Cuando lo conocí me pareció un tipo apuesto, de traje, aunque
sin afeitar por dos días, casi normal. Sin embargo, percibí ese olor acre de
los desequilibrados, de los que consumen los fármacos que les receta el
psiquiatra. Emanaba un sudor, así de picante.
Supe que tiempo atrás se bañaba desnudo en la canilla del
patio comunitario, a la vista de todos y luego, limpito, prendía su Wincofon y
atronaba el vecindario con rock nacionalo.

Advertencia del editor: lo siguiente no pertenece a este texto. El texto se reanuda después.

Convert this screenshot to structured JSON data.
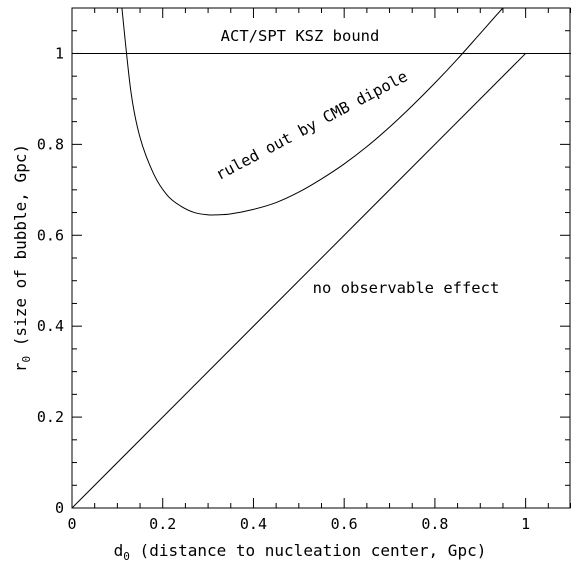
{
  "chart_data": {
    "type": "line",
    "xlabel": "d₀ (distance to nucleation center, Gpc)",
    "xlabel_main": "d",
    "xlabel_sub": "0",
    "xlabel_rest": " (distance to nucleation center, Gpc)",
    "ylabel": "r₀ (size of bubble, Gpc)",
    "ylabel_main": "r",
    "ylabel_sub": "0",
    "ylabel_rest": " (size of bubble, Gpc)",
    "xlim": [
      0,
      1.1
    ],
    "ylim": [
      0,
      1.1
    ],
    "xticks": [
      "0",
      "0.2",
      "0.4",
      "0.6",
      "0.8",
      "1"
    ],
    "yticks": [
      "0",
      "0.2",
      "0.4",
      "0.6",
      "0.8",
      "1"
    ],
    "grid": false,
    "annotations": [
      "ACT/SPT KSZ bound",
      "ruled out by CMB dipole",
      "no observable effect"
    ],
    "series": [
      {
        "kind": "horizontal",
        "values": {
          "y": 1.0
        }
      },
      {
        "kind": "diagonal",
        "x": [
          0,
          1.0
        ],
        "y": [
          0,
          1.0
        ]
      },
      {
        "kind": "dipole-curve",
        "x": [
          0.11,
          0.13,
          0.15,
          0.18,
          0.21,
          0.24,
          0.27,
          0.3,
          0.32,
          0.35,
          0.4,
          0.45,
          0.5,
          0.55,
          0.6,
          0.65,
          0.7,
          0.75,
          0.8,
          0.85,
          0.9,
          0.95,
          1.0
        ],
        "y": [
          1.1,
          0.915,
          0.815,
          0.735,
          0.688,
          0.664,
          0.65,
          0.645,
          0.645,
          0.647,
          0.657,
          0.672,
          0.695,
          0.724,
          0.757,
          0.795,
          0.838,
          0.885,
          0.935,
          0.988,
          1.044,
          1.1,
          1.15
        ]
      }
    ]
  }
}
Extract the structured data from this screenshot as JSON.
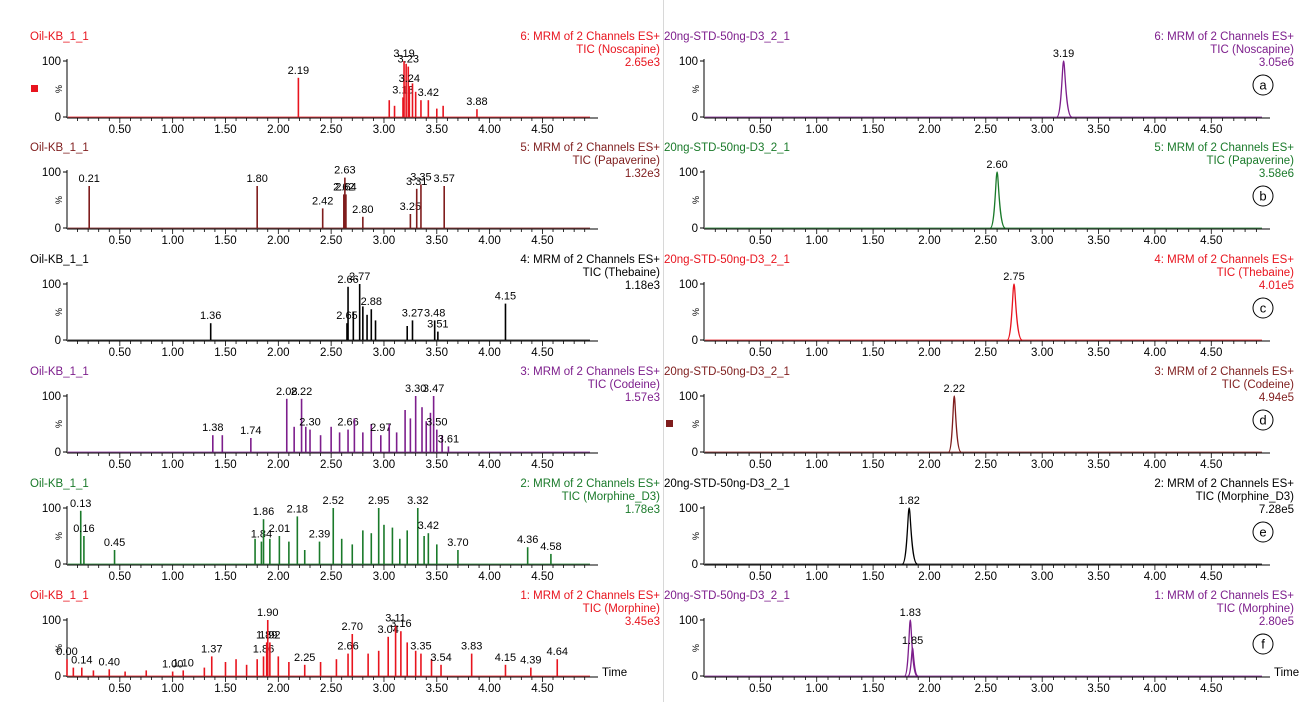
{
  "colors": {
    "red": "#e8141e",
    "maroon": "#7f1d1d",
    "black": "#000000",
    "purple": "#7d1e8c",
    "green": "#1a7a2a"
  },
  "x_axis": {
    "ticks": [
      "0.50",
      "1.00",
      "1.50",
      "2.00",
      "2.50",
      "3.00",
      "3.50",
      "4.00",
      "4.50"
    ],
    "label": "Time",
    "range": [
      0,
      4.95
    ]
  },
  "y_axis": {
    "ticks": [
      "100",
      "0"
    ],
    "unit": "%"
  },
  "chart_data": [
    {
      "type": "line",
      "column": "left",
      "row": 0,
      "color_key": "red",
      "marker": true,
      "sample": "Oil-KB_1_1",
      "channel": "6: MRM of 2 Channels ES+",
      "compound": "TIC (Noscapine)",
      "intensity": "2.65e3",
      "ylim": [
        0,
        100
      ],
      "peaks": [
        {
          "x": 2.19,
          "y": 70,
          "label": "2.19"
        },
        {
          "x": 3.05,
          "y": 30
        },
        {
          "x": 3.1,
          "y": 20
        },
        {
          "x": 3.18,
          "y": 35,
          "label": "3.18"
        },
        {
          "x": 3.19,
          "y": 100,
          "label": "3.19"
        },
        {
          "x": 3.21,
          "y": 95
        },
        {
          "x": 3.23,
          "y": 90,
          "label": "3.23"
        },
        {
          "x": 3.24,
          "y": 55,
          "label": "3.24"
        },
        {
          "x": 3.27,
          "y": 60
        },
        {
          "x": 3.3,
          "y": 45
        },
        {
          "x": 3.35,
          "y": 30
        },
        {
          "x": 3.42,
          "y": 30,
          "label": "3.42"
        },
        {
          "x": 3.5,
          "y": 15
        },
        {
          "x": 3.56,
          "y": 20
        },
        {
          "x": 3.88,
          "y": 14,
          "label": "3.88"
        }
      ]
    },
    {
      "type": "line",
      "column": "left",
      "row": 1,
      "color_key": "maroon",
      "sample": "Oil-KB_1_1",
      "channel": "5: MRM of 2 Channels ES+",
      "compound": "TIC (Papaverine)",
      "intensity": "1.32e3",
      "ylim": [
        0,
        100
      ],
      "peaks": [
        {
          "x": 0.21,
          "y": 75,
          "label": "0.21"
        },
        {
          "x": 1.8,
          "y": 75,
          "label": "1.80"
        },
        {
          "x": 2.42,
          "y": 35,
          "label": "2.42"
        },
        {
          "x": 2.62,
          "y": 60,
          "label": "2.62"
        },
        {
          "x": 2.63,
          "y": 90,
          "label": "2.63"
        },
        {
          "x": 2.64,
          "y": 60,
          "label": "2.64"
        },
        {
          "x": 2.8,
          "y": 20,
          "label": "2.80"
        },
        {
          "x": 3.25,
          "y": 25,
          "label": "3.25"
        },
        {
          "x": 3.31,
          "y": 70,
          "label": "3.31"
        },
        {
          "x": 3.35,
          "y": 78,
          "label": "3.35"
        },
        {
          "x": 3.57,
          "y": 75,
          "label": "3.57"
        }
      ]
    },
    {
      "type": "line",
      "column": "left",
      "row": 2,
      "color_key": "black",
      "sample": "Oil-KB_1_1",
      "channel": "4: MRM of 2 Channels ES+",
      "compound": "TIC (Thebaine)",
      "intensity": "1.18e3",
      "ylim": [
        0,
        100
      ],
      "peaks": [
        {
          "x": 1.36,
          "y": 30,
          "label": "1.36"
        },
        {
          "x": 2.65,
          "y": 30,
          "label": "2.65"
        },
        {
          "x": 2.66,
          "y": 95,
          "label": "2.66"
        },
        {
          "x": 2.71,
          "y": 50
        },
        {
          "x": 2.77,
          "y": 100,
          "label": "2.77"
        },
        {
          "x": 2.8,
          "y": 60
        },
        {
          "x": 2.84,
          "y": 45
        },
        {
          "x": 2.88,
          "y": 55,
          "label": "2.88"
        },
        {
          "x": 2.92,
          "y": 35
        },
        {
          "x": 3.22,
          "y": 25
        },
        {
          "x": 3.27,
          "y": 35,
          "label": "3.27"
        },
        {
          "x": 3.48,
          "y": 35,
          "label": "3.48"
        },
        {
          "x": 3.51,
          "y": 15,
          "label": "3.51"
        },
        {
          "x": 4.15,
          "y": 65,
          "label": "4.15"
        }
      ]
    },
    {
      "type": "line",
      "column": "left",
      "row": 3,
      "color_key": "purple",
      "sample": "Oil-KB_1_1",
      "channel": "3: MRM of 2 Channels ES+",
      "compound": "TIC (Codeine)",
      "intensity": "1.57e3",
      "ylim": [
        0,
        100
      ],
      "peaks": [
        {
          "x": 1.38,
          "y": 30,
          "label": "1.38"
        },
        {
          "x": 1.47,
          "y": 30
        },
        {
          "x": 1.74,
          "y": 25,
          "label": "1.74"
        },
        {
          "x": 2.08,
          "y": 95,
          "label": "2.08"
        },
        {
          "x": 2.15,
          "y": 45
        },
        {
          "x": 2.22,
          "y": 95,
          "label": "2.22"
        },
        {
          "x": 2.26,
          "y": 45
        },
        {
          "x": 2.3,
          "y": 40,
          "label": "2.30"
        },
        {
          "x": 2.4,
          "y": 30
        },
        {
          "x": 2.5,
          "y": 45
        },
        {
          "x": 2.58,
          "y": 35
        },
        {
          "x": 2.66,
          "y": 40,
          "label": "2.66"
        },
        {
          "x": 2.72,
          "y": 60
        },
        {
          "x": 2.8,
          "y": 35
        },
        {
          "x": 2.88,
          "y": 50
        },
        {
          "x": 2.97,
          "y": 30,
          "label": "2.97"
        },
        {
          "x": 3.05,
          "y": 50
        },
        {
          "x": 3.12,
          "y": 35
        },
        {
          "x": 3.2,
          "y": 75
        },
        {
          "x": 3.25,
          "y": 60
        },
        {
          "x": 3.3,
          "y": 100,
          "label": "3.30"
        },
        {
          "x": 3.36,
          "y": 80
        },
        {
          "x": 3.4,
          "y": 55
        },
        {
          "x": 3.44,
          "y": 70
        },
        {
          "x": 3.47,
          "y": 100,
          "label": "3.47"
        },
        {
          "x": 3.5,
          "y": 40,
          "label": "3.50"
        },
        {
          "x": 3.55,
          "y": 30
        },
        {
          "x": 3.61,
          "y": 10,
          "label": "3.61"
        }
      ]
    },
    {
      "type": "line",
      "column": "left",
      "row": 4,
      "color_key": "green",
      "sample": "Oil-KB_1_1",
      "channel": "2: MRM of 2 Channels ES+",
      "compound": "TIC (Morphine_D3)",
      "intensity": "1.78e3",
      "ylim": [
        0,
        100
      ],
      "peaks": [
        {
          "x": 0.13,
          "y": 95,
          "label": "0.13"
        },
        {
          "x": 0.16,
          "y": 50,
          "label": "0.16"
        },
        {
          "x": 0.45,
          "y": 25,
          "label": "0.45"
        },
        {
          "x": 1.78,
          "y": 45
        },
        {
          "x": 1.84,
          "y": 40,
          "label": "1.84"
        },
        {
          "x": 1.86,
          "y": 80,
          "label": "1.86"
        },
        {
          "x": 1.92,
          "y": 45
        },
        {
          "x": 2.01,
          "y": 50,
          "label": "2.01"
        },
        {
          "x": 2.1,
          "y": 40
        },
        {
          "x": 2.18,
          "y": 85,
          "label": "2.18"
        },
        {
          "x": 2.25,
          "y": 25
        },
        {
          "x": 2.39,
          "y": 40,
          "label": "2.39"
        },
        {
          "x": 2.52,
          "y": 100,
          "label": "2.52"
        },
        {
          "x": 2.6,
          "y": 45
        },
        {
          "x": 2.7,
          "y": 35
        },
        {
          "x": 2.8,
          "y": 60
        },
        {
          "x": 2.88,
          "y": 55
        },
        {
          "x": 2.95,
          "y": 100,
          "label": "2.95"
        },
        {
          "x": 3.0,
          "y": 70
        },
        {
          "x": 3.08,
          "y": 65
        },
        {
          "x": 3.15,
          "y": 45
        },
        {
          "x": 3.22,
          "y": 60
        },
        {
          "x": 3.32,
          "y": 100,
          "label": "3.32"
        },
        {
          "x": 3.38,
          "y": 50
        },
        {
          "x": 3.42,
          "y": 55,
          "label": "3.42"
        },
        {
          "x": 3.5,
          "y": 35
        },
        {
          "x": 3.7,
          "y": 25,
          "label": "3.70"
        },
        {
          "x": 4.36,
          "y": 30,
          "label": "4.36"
        },
        {
          "x": 4.58,
          "y": 18,
          "label": "4.58"
        }
      ]
    },
    {
      "type": "line",
      "column": "left",
      "row": 5,
      "color_key": "red",
      "show_time_label": true,
      "sample": "Oil-KB_1_1",
      "channel": "1: MRM of 2 Channels ES+",
      "compound": "TIC (Morphine)",
      "intensity": "3.45e3",
      "ylim": [
        0,
        100
      ],
      "peaks": [
        {
          "x": 0.0,
          "y": 30,
          "label": "0.00"
        },
        {
          "x": 0.06,
          "y": 15
        },
        {
          "x": 0.14,
          "y": 15,
          "label": "0.14"
        },
        {
          "x": 0.25,
          "y": 10
        },
        {
          "x": 0.4,
          "y": 12,
          "label": "0.40"
        },
        {
          "x": 0.55,
          "y": 8
        },
        {
          "x": 0.75,
          "y": 10
        },
        {
          "x": 1.0,
          "y": 8,
          "label": "1.00"
        },
        {
          "x": 1.1,
          "y": 10,
          "label": "1.10"
        },
        {
          "x": 1.3,
          "y": 15
        },
        {
          "x": 1.37,
          "y": 35,
          "label": "1.37"
        },
        {
          "x": 1.5,
          "y": 25
        },
        {
          "x": 1.6,
          "y": 30
        },
        {
          "x": 1.7,
          "y": 20
        },
        {
          "x": 1.8,
          "y": 30
        },
        {
          "x": 1.86,
          "y": 35,
          "label": "1.86"
        },
        {
          "x": 1.89,
          "y": 60,
          "label": "1.89"
        },
        {
          "x": 1.9,
          "y": 100,
          "label": "1.90"
        },
        {
          "x": 1.92,
          "y": 60,
          "label": "1.92"
        },
        {
          "x": 2.0,
          "y": 35
        },
        {
          "x": 2.1,
          "y": 25
        },
        {
          "x": 2.25,
          "y": 20,
          "label": "2.25"
        },
        {
          "x": 2.4,
          "y": 25
        },
        {
          "x": 2.55,
          "y": 30
        },
        {
          "x": 2.66,
          "y": 40,
          "label": "2.66"
        },
        {
          "x": 2.7,
          "y": 75,
          "label": "2.70"
        },
        {
          "x": 2.85,
          "y": 40
        },
        {
          "x": 2.95,
          "y": 45
        },
        {
          "x": 3.04,
          "y": 70,
          "label": "3.04"
        },
        {
          "x": 3.11,
          "y": 90,
          "label": "3.11"
        },
        {
          "x": 3.16,
          "y": 80,
          "label": "3.16"
        },
        {
          "x": 3.22,
          "y": 60
        },
        {
          "x": 3.3,
          "y": 45
        },
        {
          "x": 3.35,
          "y": 40,
          "label": "3.35"
        },
        {
          "x": 3.45,
          "y": 30
        },
        {
          "x": 3.54,
          "y": 20,
          "label": "3.54"
        },
        {
          "x": 3.83,
          "y": 40,
          "label": "3.83"
        },
        {
          "x": 4.15,
          "y": 20,
          "label": "4.15"
        },
        {
          "x": 4.39,
          "y": 15,
          "label": "4.39"
        },
        {
          "x": 4.64,
          "y": 30,
          "label": "4.64"
        }
      ]
    },
    {
      "type": "line",
      "column": "right",
      "row": 0,
      "color_key": "purple",
      "panel_letter": "a",
      "sample": "20ng-STD-50ng-D3_2_1",
      "channel": "6: MRM of 2 Channels ES+",
      "compound": "TIC (Noscapine)",
      "intensity": "3.05e6",
      "ylim": [
        0,
        100
      ],
      "peaks": [
        {
          "x": 3.19,
          "y": 100,
          "label": "3.19",
          "width": 0.03
        }
      ]
    },
    {
      "type": "line",
      "column": "right",
      "row": 1,
      "color_key": "green",
      "panel_letter": "b",
      "sample": "20ng-STD-50ng-D3_2_1",
      "channel": "5: MRM of 2 Channels ES+",
      "compound": "TIC (Papaverine)",
      "intensity": "3.58e6",
      "ylim": [
        0,
        100
      ],
      "peaks": [
        {
          "x": 2.6,
          "y": 100,
          "label": "2.60",
          "width": 0.03
        }
      ]
    },
    {
      "type": "line",
      "column": "right",
      "row": 2,
      "color_key": "red",
      "panel_letter": "c",
      "sample": "20ng-STD-50ng-D3_2_1",
      "channel": "4: MRM of 2 Channels ES+",
      "compound": "TIC (Thebaine)",
      "intensity": "4.01e5",
      "ylim": [
        0,
        100
      ],
      "peaks": [
        {
          "x": 2.75,
          "y": 100,
          "label": "2.75",
          "width": 0.03
        }
      ]
    },
    {
      "type": "line",
      "column": "right",
      "row": 3,
      "color_key": "maroon",
      "panel_letter": "d",
      "marker": true,
      "sample": "20ng-STD-50ng-D3_2_1",
      "channel": "3: MRM of 2 Channels ES+",
      "compound": "TIC (Codeine)",
      "intensity": "4.94e5",
      "ylim": [
        0,
        100
      ],
      "peaks": [
        {
          "x": 2.22,
          "y": 100,
          "label": "2.22",
          "width": 0.025
        }
      ]
    },
    {
      "type": "line",
      "column": "right",
      "row": 4,
      "color_key": "black",
      "panel_letter": "e",
      "sample": "20ng-STD-50ng-D3_2_1",
      "channel": "2: MRM of 2 Channels ES+",
      "compound": "TIC (Morphine_D3)",
      "intensity": "7.28e5",
      "ylim": [
        0,
        100
      ],
      "peaks": [
        {
          "x": 1.82,
          "y": 100,
          "label": "1.82",
          "width": 0.03
        }
      ]
    },
    {
      "type": "line",
      "column": "right",
      "row": 5,
      "color_key": "purple",
      "panel_letter": "f",
      "show_time_label": true,
      "sample": "20ng-STD-50ng-D3_2_1",
      "channel": "1: MRM of 2 Channels ES+",
      "compound": "TIC (Morphine)",
      "intensity": "2.80e5",
      "ylim": [
        0,
        100
      ],
      "peaks": [
        {
          "x": 1.83,
          "y": 100,
          "label": "1.83",
          "width": 0.025
        },
        {
          "x": 1.85,
          "y": 50,
          "label": "1.85",
          "width": 0.02
        }
      ]
    }
  ]
}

Eduardo convivía con sus gatos, y cuando tenía hambre, mataba
uno y lo ponía a cocinar en la olla abollada sobre el triste fueguito que
encendía en el zaguán.
Otras veces, salía a pasear por el barrio, siempre vestido
con su traje lleno de pelusas, y en la solapa, se balanceaba uno de sus gatos
preferidos, el gris peludo, que no se animaba a saltar.
Una mañana de neblina pasó frente a un camión que no pudo
frenar a tiempo. De la consola se oía “Canción para mi muerte”. Dicen que en el
velatorio, “Los gatos” lo acompañaron con la balsa. Era la balsa de Caronte que
navegaba, no en la laguna Estigia, sino en los charcos del pavimento.